One problem when you try to field super-big wind turbines: All the components involved get super heavy as well.
No surprise, then, that there are efforts afoot to figure out ways of lightening up the next generation of utility scale turbines able to generate 10 MW peak power. One of the latest efforts in this area is a project called Suprapower ( for SUPerconducting, Reliable, lightweight, And more POWERful offshore wind turbine). This research project aims to develop a new compact superconductor-based generator able to work in offshore wind turbines. Researchers figure they can cut the cost of offshore wind turbines by about 30% this way. They also say a superconducting drive system could reduce the cost of operating turbines and boost turbine life as well.

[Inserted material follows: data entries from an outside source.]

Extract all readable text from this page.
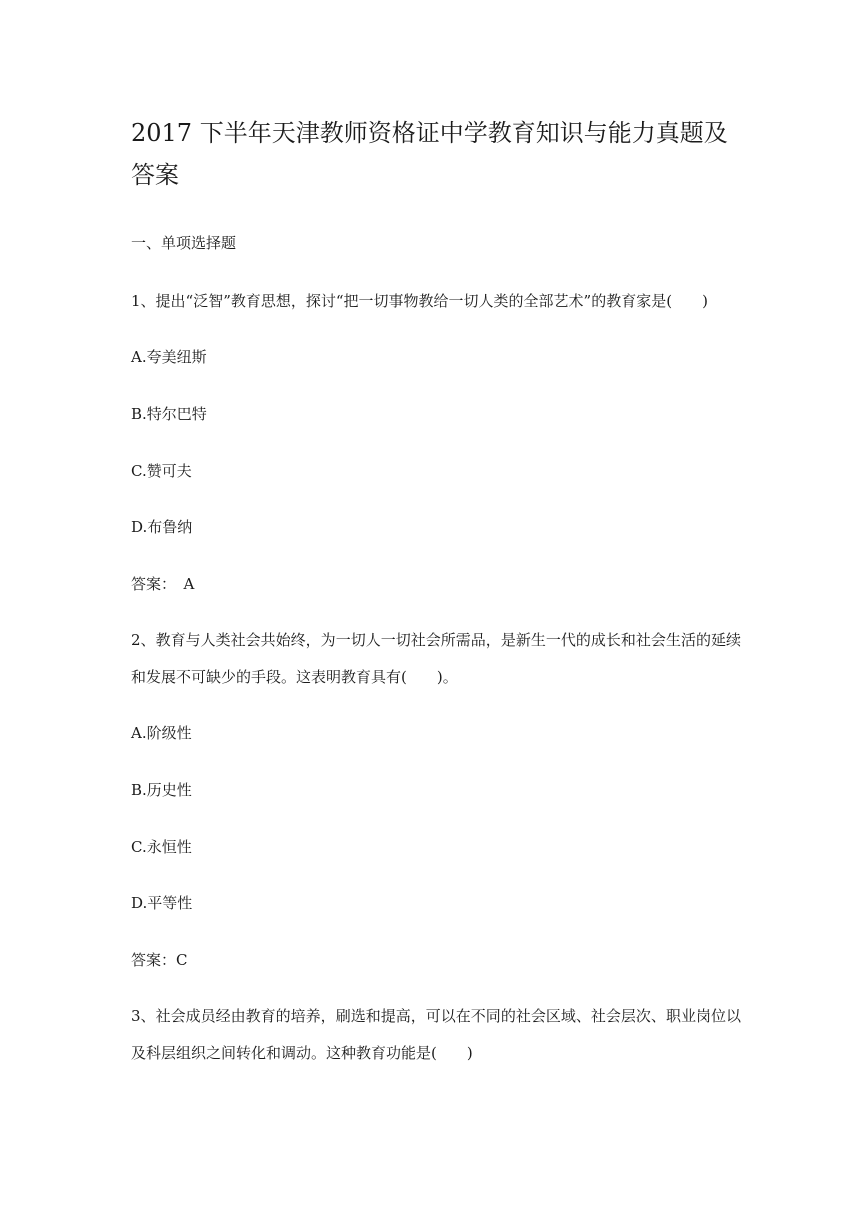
2017 下半年天津教师资格证中学教育知识与能力真题及答案

一、单项选择题

1、提出“泛智”教育思想，探讨“把一切事物教给一切人类的全部艺术”的教育家是(　　)

A.夸美纽斯

B.特尔巴特

C.赞可夫

D.布鲁纳

答案：　A

2、教育与人类社会共始终，为一切人一切社会所需品，是新生一代的成长和社会生活的延续和发展不可缺少的手段。这表明教育具有(　　)。

A.阶级性

B.历史性

C.永恒性

D.平等性

答案：C

3、社会成员经由教育的培养，刷选和提高，可以在不同的社会区域、社会层次、职业岗位以及科层组织之间转化和调动。这种教育功能是(　　)
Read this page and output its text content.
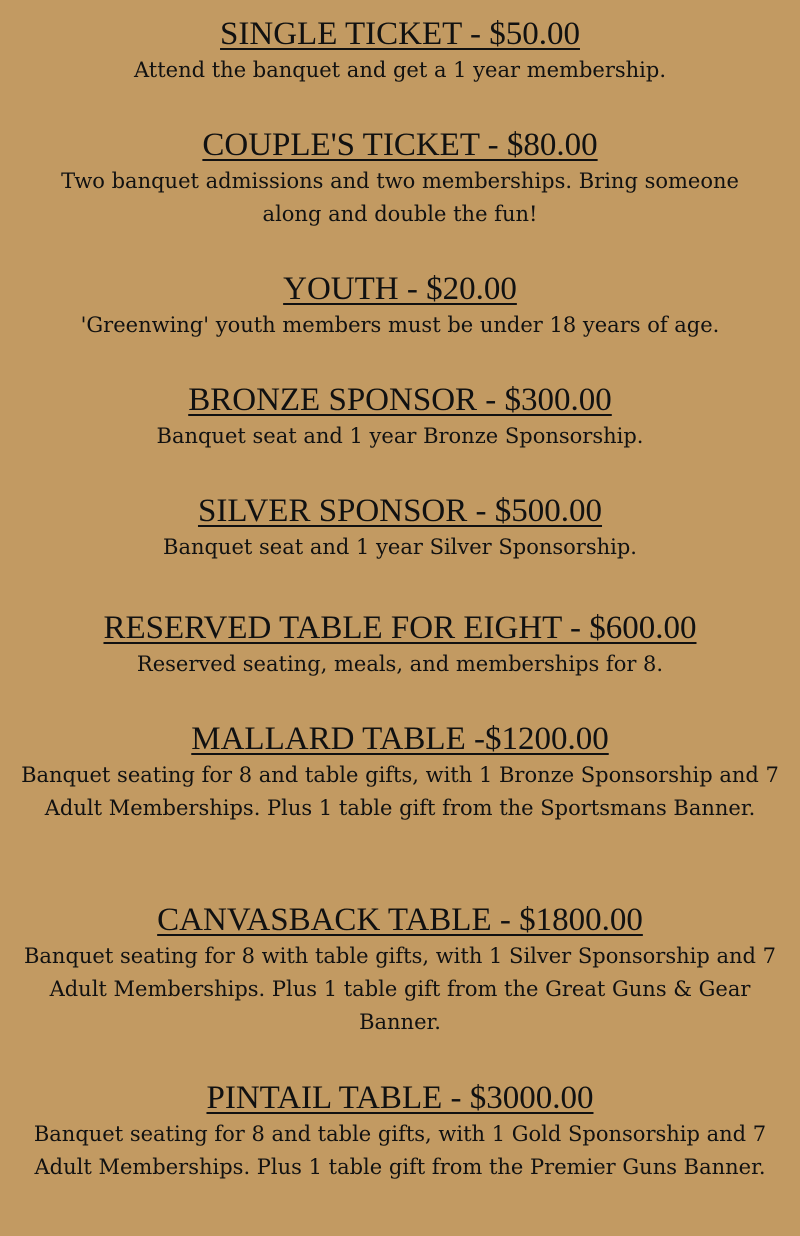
SINGLE TICKET - $50.00

Attend the banquet and get a 1 year membership.

COUPLE'S TICKET - $80.00

Two banquet admissions and two memberships. Bring someone along and double the fun!

YOUTH - $20.00

'Greenwing' youth members must be under 18 years of age.

BRONZE SPONSOR - $300.00

Banquet seat and 1 year Bronze Sponsorship.

SILVER SPONSOR - $500.00

Banquet seat and 1 year Silver Sponsorship.

RESERVED TABLE FOR EIGHT - $600.00

Reserved seating, meals, and memberships for 8.

MALLARD TABLE -$1200.00

Banquet seating for 8 and table gifts, with 1 Bronze Sponsorship and 7 Adult Memberships. Plus 1 table gift from the Sportsmans Banner.

CANVASBACK TABLE - $1800.00

Banquet seating for 8 with table gifts, with 1 Silver Sponsorship and 7 Adult Memberships. Plus 1 table gift from the Great Guns & Gear Banner.

PINTAIL TABLE - $3000.00

Banquet seating for 8 and table gifts, with 1 Gold Sponsorship and 7 Adult Memberships. Plus 1 table gift from the Premier Guns Banner.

Coordinating the project is the Spanish company Tecnalia. Also involved is wind turbine manufacturer Acciona WP in Spain, superconducting wire developer Columbus Superconductors in Italy, cryogenic systems supplier Oerlikon-Leybold Vacuum in Germany, and offshore engineering company D2M Engineering in France. Superconductivity research for the project is taking place at the Institute of Electrical Engineering Slovak Academic of Sciences, the University of Southampton in the UK, and Karlsruher Institut Technologie in Germany. The main outcome of the project will be a SC generator able to be scaled in wind turbines up to power levels of 10 MW and beyond.
One example of a superconducting generator design comes from a research team headed by Asger B. Abrahamsen of the Technical University of Denmark. Abrahamsen described the design, which employs rotor coils made from magnesium diboride, at a wind energy conference in Denmark.
Researchers have long studied superconducting generators for industrial applications.One of the first examples is a 36.5 MW (49,000 hp) high-temperature superconductor (HTS) ship propulsion motor developed by American Superconductor Corp. Designed for the Office of Naval Research to demonstrate the efficacy of HTS motors for future Navy all-electric ships and submarines. The same basic HTS technology is the basis for a 10 MW HTS wind turbine generator called the SeaTitan.
Most HTS generator designs use liquid nitrogen to cool a rotor that includes coils made of a superconducting ceramic such as magnesium diboride (MgB2). But the generator design is challenging from the standpoint of electromagnetics, thermal performance, and structural qualities of the components involved.